Su mons. Maturino Blanchet
era calato un velo di dimenticanza. Restavano soltanto aneddoti più o meno veri
che facevano della sua persona una macchietta soltanto. In questi giorni è
apparso in tutto il suo spessore morale.
https://youtu.be/kIh3kMV3cgc?feature=shared
Oggi, in cattedrale, un'altra celebrazione di rilievo, con il vescovo che ha tacciato il profilo spirituale di Blanchet. Al termine nella piazzetta laterale della cattedrale, la benedizione di una targa che lo ricorda.
Il vescovo Franco Lovignana ha messo in luce soprattutto due aspetti del suo ministero: il lavoro per l'unità e i richiamo al primato di Dio.
Quando arrivò ad
Aosta, si rese subito conto di come la società e la stessa comunità cristiana
vivessero divisioni e contrapposizioni, eredità dell’ultimo periodo di guerra. La
sua missione di portare le persone a Gesù prese quindi la forma della
riconciliazione e della pacificazione. «Nei nostri rapporti e nei nostri
rapporti con le anime – scrive nella prima lettera al clero – siamo
eminentemente Sacerdoti. Seminiamo con le mani e con il cuore tutto ciò che può
calmare i contrasti... La nostra missione non è strappare ma ricucire; non è
ferire ma guarire... Per questo facciamo opera di pace, di unione, di amore».
Quello dell'unità
rimane un punto fermo nel suo ministero in tutte le circostanze: le
tensioni in Diocesi, che non nasconde, le contrapposizioni politiche ed
elettorali, i disordini sociali legati al '68... Davanti a queste situazioni rifugge dalla polemica, e dicendo la verità, punta sempre a unificare.

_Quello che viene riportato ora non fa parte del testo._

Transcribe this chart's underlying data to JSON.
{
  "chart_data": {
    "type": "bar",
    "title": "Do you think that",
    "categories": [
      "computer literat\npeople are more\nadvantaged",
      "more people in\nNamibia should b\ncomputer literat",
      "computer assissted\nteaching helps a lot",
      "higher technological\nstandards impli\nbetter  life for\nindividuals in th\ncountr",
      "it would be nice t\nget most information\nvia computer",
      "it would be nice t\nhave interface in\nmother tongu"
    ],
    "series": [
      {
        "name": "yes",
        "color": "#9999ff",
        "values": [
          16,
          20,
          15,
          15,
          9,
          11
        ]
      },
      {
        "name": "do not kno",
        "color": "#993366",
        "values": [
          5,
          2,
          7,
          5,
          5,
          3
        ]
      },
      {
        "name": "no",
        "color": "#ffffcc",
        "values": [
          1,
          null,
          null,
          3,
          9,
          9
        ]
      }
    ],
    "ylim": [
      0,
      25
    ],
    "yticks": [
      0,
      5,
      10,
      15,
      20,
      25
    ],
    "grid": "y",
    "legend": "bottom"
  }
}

Nell'ultimo suo scritto, del 15 ottobre 1968, indirizzato al
clero e ai fedeli insieme, lascia intendere che l'opera di pacificazione e di
comunione era stato un obiettivo programmatico del suo episcopato: «Se mi è permesso
esprimere un desiderio farò mie le parole di S. Paolo ai cristiani di Filippi:
"Abbiate sempre una condotta degna dell'evangelo di Cristo, affinché abbia
a udire di voi che siete saldamente uniti nel medesimo spirito... Agite in tutto
senza mormorazione e recriminazioni... Avrò così un motivo di fierezza per il
giorno di Cristo, che non avrò corso a vuoto né invano faticato"».
Accanto all'unità un
altro punto fermo è il richiamo al primato di Dio nella vita delle persone e
delle comunità. Da questa convinzione scaturisce l'importanza di coltivare la vita
spirituale di pastori e fedeli e di privilegiare gli strumenti della grazia
rispetto a quelli delle iniziative umane. È una costante del suo magistero. Il
primato di Dio, se vissuto, diventa annuncio a un mondo che si allontana dalla
fede cristiana. Così scriveva nella Lettera pastorale dell'11 febbraio 1950:
«Una sola cosa conquista le anime: la santità, vale a dire l'intensità della
vita soprannaturale in noi. Dinanzi ad essa tutto cambia, tutto si trasforma.
La santità fa sì che agli occhi di quelli che guardano a noi, un mistero si
rivela, una presenza nascosta si lascia intravedere. Ed è di quello che i non
credenti hanno bisogno per trovare o ritrovare la fede. Dio conduce a Dio».